I try to think about how I have this new power and how it will feel so genuinely empowering to do the responsible thing. How my grandmother’s eyes crinkled with warmth as I took a bite of her warm snickerdoodle cookies. How my mother told me that she truly believed the worst of the storms had passed. But all I can think about is that unreasonably cheerful flight attendant and how it is too early in the morning (or late in the night) to paste on a smile like that and how I can break the rules because my mother won’t be here to scold me.

“Can you please come back to me?” I manage to mumble in a fragile voice, a voice that belongs to that little girl who lost her mother at the supermarket and thought her world was over.

To my relief, she proceeds to the next row of passengers. But now, I am left alone with my thoughts in this deafening silence: Eat some pretzels! No you are not hungry, don’t listen! Do the right thing! What is the right thing? How can I not know what the right thing is? You have the power now! Should I listen to my heart, or listen to my mind?

Ok, enough! I tighten my sore muscles, attempting to purge myself of my voluble thoughts. I can’t repeatedly put myself through this mental abuse, especially since this trip is supposed to be life-changing. Don’t be selfish like you always are! Think about your dying grandmother who imagined great things for you! Think about your siblings at home who used to look up to you but now can’t even look you in the eyes! Think about your mother and how you pretended not to hear her muffled sobs at night!

I have made a decision. I will listen to my heart. I will eat a snack because how can a physically starving body build a playground for those poor children starving for love at the orphanage? I need to be responsible for once in my life if I ever even want to truly live. I have managed to survive for sixteen years of my life, but there is a huge difference between surviving and actually living. Surviving simply means that my heart is still beating. But living is actually enjoying and having the freedom to make my own choices. To have control of my destiny—that is a sensation more exhilarating than the feeling of wind blowing through my damp hair as I jet ski in the cerulean waters.

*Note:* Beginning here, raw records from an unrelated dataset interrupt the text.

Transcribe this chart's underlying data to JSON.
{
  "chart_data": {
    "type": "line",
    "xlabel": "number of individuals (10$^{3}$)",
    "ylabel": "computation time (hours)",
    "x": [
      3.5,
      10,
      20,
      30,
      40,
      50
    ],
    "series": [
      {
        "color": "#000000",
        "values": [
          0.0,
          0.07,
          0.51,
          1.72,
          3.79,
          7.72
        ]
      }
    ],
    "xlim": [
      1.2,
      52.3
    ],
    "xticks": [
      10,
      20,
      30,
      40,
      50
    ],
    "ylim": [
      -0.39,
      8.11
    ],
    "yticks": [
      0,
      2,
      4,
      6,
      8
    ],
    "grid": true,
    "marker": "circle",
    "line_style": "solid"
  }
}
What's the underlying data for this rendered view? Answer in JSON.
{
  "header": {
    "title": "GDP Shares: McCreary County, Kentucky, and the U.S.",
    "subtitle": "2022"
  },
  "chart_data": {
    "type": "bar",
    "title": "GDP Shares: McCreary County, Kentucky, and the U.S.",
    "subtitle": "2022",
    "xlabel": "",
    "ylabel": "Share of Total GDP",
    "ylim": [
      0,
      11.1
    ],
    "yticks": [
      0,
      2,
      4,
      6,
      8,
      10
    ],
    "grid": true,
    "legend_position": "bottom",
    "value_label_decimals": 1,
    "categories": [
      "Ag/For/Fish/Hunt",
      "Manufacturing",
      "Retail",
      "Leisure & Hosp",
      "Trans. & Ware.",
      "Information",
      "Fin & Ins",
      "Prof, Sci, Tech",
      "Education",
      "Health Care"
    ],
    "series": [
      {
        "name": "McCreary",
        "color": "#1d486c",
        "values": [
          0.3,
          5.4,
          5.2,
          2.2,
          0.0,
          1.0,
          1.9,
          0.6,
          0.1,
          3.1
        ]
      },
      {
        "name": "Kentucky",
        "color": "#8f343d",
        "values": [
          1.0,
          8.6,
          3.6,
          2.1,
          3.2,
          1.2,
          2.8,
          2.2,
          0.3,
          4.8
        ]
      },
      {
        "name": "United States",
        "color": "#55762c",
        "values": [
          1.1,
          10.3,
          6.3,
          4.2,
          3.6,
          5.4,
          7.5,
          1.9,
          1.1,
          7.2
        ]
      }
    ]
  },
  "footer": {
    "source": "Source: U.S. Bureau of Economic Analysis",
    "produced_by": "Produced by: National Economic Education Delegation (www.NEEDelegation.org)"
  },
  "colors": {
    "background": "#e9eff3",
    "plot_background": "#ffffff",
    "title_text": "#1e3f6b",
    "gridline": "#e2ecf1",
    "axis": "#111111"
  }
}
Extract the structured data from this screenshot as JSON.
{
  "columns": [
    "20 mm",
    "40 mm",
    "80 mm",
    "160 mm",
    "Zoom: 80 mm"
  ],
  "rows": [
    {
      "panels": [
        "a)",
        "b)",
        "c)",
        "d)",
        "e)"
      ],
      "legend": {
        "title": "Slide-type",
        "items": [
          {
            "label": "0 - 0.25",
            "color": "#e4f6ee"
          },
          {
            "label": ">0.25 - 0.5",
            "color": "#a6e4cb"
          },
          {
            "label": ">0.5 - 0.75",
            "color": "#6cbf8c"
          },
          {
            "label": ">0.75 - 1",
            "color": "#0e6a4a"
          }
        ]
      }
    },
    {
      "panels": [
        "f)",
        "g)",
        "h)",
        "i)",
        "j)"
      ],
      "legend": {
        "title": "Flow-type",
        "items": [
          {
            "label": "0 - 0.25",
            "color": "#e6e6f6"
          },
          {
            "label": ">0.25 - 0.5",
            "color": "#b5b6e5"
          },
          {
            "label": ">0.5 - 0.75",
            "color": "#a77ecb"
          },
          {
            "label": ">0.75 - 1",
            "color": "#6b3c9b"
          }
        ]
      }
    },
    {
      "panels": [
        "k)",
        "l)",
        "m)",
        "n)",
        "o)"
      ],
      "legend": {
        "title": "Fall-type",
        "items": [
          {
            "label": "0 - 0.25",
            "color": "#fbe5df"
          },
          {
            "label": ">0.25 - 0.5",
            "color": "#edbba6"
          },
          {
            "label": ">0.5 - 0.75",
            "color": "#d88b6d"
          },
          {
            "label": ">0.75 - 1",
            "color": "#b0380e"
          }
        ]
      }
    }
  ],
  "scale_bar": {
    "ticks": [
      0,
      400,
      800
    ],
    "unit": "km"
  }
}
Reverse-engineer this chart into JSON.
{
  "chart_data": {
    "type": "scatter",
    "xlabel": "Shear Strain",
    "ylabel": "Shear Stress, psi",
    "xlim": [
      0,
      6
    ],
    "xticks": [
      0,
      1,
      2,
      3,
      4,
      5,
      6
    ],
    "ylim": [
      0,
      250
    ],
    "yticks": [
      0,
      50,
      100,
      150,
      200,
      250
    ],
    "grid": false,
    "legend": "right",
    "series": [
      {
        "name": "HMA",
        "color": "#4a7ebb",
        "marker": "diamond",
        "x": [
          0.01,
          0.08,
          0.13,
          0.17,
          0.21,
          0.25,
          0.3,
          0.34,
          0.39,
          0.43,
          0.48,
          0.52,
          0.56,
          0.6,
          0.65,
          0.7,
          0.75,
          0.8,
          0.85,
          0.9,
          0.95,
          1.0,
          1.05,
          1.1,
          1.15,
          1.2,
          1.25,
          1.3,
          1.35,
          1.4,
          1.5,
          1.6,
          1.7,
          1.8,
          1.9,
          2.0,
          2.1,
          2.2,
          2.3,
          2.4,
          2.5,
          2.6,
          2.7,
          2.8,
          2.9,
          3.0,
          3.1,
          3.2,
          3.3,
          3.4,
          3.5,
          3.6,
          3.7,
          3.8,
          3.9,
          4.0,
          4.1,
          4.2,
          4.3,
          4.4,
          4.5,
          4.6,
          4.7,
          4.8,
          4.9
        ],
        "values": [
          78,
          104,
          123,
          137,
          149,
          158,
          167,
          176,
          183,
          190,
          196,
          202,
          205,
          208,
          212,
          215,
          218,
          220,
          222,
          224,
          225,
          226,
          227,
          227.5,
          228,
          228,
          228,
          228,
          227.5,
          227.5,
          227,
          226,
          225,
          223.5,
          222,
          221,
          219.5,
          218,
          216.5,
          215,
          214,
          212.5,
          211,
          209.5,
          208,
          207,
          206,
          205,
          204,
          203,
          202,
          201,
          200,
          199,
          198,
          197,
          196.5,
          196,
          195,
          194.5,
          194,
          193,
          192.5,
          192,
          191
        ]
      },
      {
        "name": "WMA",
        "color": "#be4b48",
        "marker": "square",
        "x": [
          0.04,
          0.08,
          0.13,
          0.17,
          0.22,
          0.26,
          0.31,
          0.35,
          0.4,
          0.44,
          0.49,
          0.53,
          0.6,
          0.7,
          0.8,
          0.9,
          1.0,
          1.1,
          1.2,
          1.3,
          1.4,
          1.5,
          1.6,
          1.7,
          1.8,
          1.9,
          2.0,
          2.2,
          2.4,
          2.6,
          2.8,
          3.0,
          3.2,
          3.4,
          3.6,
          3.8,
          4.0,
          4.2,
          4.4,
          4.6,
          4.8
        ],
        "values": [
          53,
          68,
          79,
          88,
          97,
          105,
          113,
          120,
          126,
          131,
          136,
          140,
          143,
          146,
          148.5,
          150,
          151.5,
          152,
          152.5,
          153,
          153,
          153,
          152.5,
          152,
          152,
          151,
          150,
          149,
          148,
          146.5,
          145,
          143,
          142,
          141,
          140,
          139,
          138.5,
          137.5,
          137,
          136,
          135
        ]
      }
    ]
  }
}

So, I have decided that I don’t want to merely survive. I want to live. I want to live! I want to know what it feels like again to laugh so hard that my throat hurts. I want to make a difference in this world and tell the orphans that I love them, even if their parents traded them for drugs. I hear the wheels of the snack cart creaking, like the sound the mahogany wood of my grandmother’s attic makes when I jump.

“Have you made your decision?” the flight attendant asks me.

“Yes, I have,” I say. And I smile.

As I crunch on my salted pretzels, I feel ready to utilize my newfound inner-power to do good—to bring a smile to a little boy’s face as I dance with him instead of tearing myself down. To impart the same love my family has bestowed upon me through my struggles to the neglected children who deserve more. To move past the pain and use it as a medium to sympathize with the orphans.

I don’t remember the last time I ever felt alive. The last time I ever felt this empowered. And I think I like it.